La réforme de la régulation financière, qui vient d'être adoptée au Sénat et dont le texte doit être finalisé avant promulgation, risque de coûter cher aux banques de Wall Street en limitant certaines de leurs activités les plus lucratives.

«Ce n'est pas bon pour nous», déclare sobrement un responsable d'une grande banque de Wall Street ayant requis l'anonymat.

Selon les analystes de Bank of America-Merrill Lynch, la réforme pourrait coûter aux banques de Wall Street entre 30 et 50% de leurs revenus de courtage, ce qui se traduirait par une baisse du bénéfice par action allant jusqu'à 20%.

«C'est sur les banques d'investissement que les restrictions potentielles sur le courtage en nom propre et les produits dérivés devraient avoir le plus d'effet», renchérit l'agence de notation Standard and Poor's (SP). «Ces mesures pourraient occasionner une baisse significative des recettes et des bénéfices dans les prochaines années», ajoute-t-elle.

Toutes les grandes firmes de Wall Street avaient déployé des armées de lobbyistes pour tenter d'influencer le débat législatif, selon le centre de recherche indépendant Center for Public Integrity, qui chiffre à 1,3 milliard de dollars les sommes déboursées par les banques pour défendre leurs intérêts au Congrès.

Mais les remous autour de la plainte déclenchée par le gendarme de la Bourse américaine (SEC) contre Goldman Sachs, accusée d'avoir trompé des clients, a contribué à faire pencher la balance de l'opinion et des parlementaires en faveur d'une réforme poussée.

Outre la création d'une instance de protection des consommateurs au sein de la Banque centrale américaine, des obligations de réserves de capitaux renforcées, le projet de loi prévoit des mesures pour réglementer et organiser autour de chambres de compensation le très opaque et énorme marché des dérivés, à l'origine de la crise financière de 2007-2008.

Les banques pourraient même se voir interdire de commercialiser des swaps, produits financiers qui s'assimilent à des assurances.

Autre éventualité qui ne figure pas dans le projet adopté au Sénat mais à laquelle tient le président américain Barack Obama, l'interdiction aux banques de mener des activités de courtage en nom propre inquiète d'autant plus que celles-ci représentent une part croissante des activités de nombreuses institutions financières.

Goldman Sachs a ainsi tiré au 1er trimestre 2010 80% de ses revenus de ses activités de marchés, le reste provenant de celles de banque d'investissement ou de gestion de fortune.

La plus grosse banque américaine, Bank of America, est revenue dans le vert pendant la même période, poussée par une «forte activité de marchés» et des recettes «record» de courtage.

Les banques d'investissement Goldman Sachs et Morgan Stanley devraient être les plus touchées par la réforme.
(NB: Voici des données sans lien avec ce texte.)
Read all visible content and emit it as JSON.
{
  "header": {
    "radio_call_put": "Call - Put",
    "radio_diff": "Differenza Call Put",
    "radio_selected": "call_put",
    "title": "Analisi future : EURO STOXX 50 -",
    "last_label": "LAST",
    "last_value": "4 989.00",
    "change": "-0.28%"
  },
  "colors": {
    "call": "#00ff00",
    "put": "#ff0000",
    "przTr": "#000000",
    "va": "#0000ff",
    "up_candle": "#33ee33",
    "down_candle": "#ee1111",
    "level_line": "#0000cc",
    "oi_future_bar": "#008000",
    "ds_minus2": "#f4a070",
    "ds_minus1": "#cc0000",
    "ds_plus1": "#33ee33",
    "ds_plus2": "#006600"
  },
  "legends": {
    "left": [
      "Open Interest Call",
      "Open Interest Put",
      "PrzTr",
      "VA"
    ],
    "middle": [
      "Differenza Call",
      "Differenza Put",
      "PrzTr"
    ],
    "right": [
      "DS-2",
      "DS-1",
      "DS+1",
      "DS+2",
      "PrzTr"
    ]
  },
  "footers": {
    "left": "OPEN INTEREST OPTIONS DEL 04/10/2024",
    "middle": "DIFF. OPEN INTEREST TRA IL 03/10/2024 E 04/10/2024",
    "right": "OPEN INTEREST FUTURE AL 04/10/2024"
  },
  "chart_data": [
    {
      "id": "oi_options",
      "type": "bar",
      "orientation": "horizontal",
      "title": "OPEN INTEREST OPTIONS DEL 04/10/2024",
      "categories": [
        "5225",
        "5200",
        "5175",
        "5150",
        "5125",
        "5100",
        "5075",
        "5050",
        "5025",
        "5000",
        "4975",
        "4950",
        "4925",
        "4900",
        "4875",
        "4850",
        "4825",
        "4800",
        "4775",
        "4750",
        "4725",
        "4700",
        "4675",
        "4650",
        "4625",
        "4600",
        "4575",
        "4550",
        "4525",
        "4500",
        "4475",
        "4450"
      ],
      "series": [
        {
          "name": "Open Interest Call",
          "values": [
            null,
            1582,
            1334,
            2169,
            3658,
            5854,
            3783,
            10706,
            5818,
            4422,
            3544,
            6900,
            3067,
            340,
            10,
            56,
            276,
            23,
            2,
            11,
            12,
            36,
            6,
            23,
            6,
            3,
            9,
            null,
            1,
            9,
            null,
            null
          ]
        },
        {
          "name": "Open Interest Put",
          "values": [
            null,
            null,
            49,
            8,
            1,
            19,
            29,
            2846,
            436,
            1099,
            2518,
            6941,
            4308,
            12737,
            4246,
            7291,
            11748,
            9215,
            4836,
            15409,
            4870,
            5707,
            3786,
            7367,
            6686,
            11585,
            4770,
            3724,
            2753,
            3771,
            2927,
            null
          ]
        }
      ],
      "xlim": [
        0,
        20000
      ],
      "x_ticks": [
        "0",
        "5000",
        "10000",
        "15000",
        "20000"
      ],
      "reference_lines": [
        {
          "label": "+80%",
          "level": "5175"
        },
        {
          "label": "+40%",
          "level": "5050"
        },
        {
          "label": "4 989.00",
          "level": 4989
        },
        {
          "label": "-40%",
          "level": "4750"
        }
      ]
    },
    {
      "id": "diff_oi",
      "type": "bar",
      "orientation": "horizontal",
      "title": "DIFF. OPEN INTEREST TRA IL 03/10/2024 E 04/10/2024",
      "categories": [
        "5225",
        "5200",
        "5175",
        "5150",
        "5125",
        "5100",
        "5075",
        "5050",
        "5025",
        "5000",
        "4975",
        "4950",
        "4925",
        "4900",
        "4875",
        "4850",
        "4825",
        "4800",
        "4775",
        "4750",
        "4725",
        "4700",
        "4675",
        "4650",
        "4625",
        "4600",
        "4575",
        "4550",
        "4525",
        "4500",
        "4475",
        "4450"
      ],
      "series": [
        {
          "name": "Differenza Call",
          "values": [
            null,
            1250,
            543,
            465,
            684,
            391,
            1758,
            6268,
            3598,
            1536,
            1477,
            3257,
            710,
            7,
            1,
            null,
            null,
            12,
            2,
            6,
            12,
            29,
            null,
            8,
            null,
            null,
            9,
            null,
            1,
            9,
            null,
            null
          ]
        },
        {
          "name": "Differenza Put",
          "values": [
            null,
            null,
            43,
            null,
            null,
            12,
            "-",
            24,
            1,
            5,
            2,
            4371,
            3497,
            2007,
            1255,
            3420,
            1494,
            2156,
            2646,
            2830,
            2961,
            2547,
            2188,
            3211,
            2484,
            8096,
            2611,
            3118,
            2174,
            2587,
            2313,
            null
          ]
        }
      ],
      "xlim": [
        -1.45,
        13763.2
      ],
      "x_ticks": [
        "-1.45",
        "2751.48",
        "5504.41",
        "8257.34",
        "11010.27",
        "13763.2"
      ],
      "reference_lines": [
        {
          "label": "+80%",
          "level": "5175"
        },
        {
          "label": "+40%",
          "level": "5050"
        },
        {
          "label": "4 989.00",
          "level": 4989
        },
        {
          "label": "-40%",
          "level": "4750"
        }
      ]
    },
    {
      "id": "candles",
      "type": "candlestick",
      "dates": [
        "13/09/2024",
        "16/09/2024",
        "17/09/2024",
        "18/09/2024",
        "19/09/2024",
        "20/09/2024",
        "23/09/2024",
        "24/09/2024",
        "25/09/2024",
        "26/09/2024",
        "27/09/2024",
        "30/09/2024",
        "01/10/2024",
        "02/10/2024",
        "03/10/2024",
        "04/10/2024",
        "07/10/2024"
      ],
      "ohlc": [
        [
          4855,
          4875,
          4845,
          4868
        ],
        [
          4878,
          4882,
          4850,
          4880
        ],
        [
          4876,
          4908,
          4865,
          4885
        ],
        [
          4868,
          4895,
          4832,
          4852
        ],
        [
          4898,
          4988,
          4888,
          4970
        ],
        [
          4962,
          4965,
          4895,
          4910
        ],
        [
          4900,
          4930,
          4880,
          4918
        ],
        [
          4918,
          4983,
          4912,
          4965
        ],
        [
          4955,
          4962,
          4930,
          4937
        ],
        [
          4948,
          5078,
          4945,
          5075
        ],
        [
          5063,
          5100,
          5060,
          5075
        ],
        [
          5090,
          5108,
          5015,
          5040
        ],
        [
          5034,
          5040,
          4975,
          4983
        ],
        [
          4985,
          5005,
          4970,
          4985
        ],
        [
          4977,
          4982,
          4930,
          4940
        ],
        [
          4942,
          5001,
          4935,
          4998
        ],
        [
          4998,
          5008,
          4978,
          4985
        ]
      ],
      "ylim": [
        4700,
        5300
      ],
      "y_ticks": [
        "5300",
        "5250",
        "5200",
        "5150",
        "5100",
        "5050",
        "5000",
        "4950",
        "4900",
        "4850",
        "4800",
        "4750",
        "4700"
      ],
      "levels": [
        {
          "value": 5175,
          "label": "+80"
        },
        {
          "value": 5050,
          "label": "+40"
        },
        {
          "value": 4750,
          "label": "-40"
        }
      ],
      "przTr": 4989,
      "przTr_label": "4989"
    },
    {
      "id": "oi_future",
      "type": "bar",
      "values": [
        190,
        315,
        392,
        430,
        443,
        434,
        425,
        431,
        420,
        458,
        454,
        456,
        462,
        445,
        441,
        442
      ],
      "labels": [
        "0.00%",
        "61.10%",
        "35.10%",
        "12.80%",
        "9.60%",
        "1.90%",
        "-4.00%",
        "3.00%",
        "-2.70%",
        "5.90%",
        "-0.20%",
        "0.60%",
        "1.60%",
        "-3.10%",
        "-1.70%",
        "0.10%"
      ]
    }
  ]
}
Citigroup, JPMorgan et Bank of America devraient l'être un peu moins car leurs revenus reposent notamment sur des activités de banque de détail.

En outre, souligne l'agence de notation Moody's, la future loi, qui cherche à éviter un nouveau sauvetage des banques à coup de fonds publics en cas de nouvelle crise, devrait «avoir des implications» sur la note de la dette des banques.

Mais la maison de courtage Keefe, Bruyette and Woods, juge «positif» le vote du Sénat car «les propositions potentiellement les plus coûteuses ont été éliminées», notamment l'idée d'imposer un plafond aux frais des distributeurs automatiques de billets.

SP juge également que les banques d'affaires devraient «continuer à bénéficier d'un rebond cyclique dans les activités de fusion et acquisition» et voir la croissance de leur chiffre d'affaires «freinée mais pas arrêtée» par la nouvelle réglementation.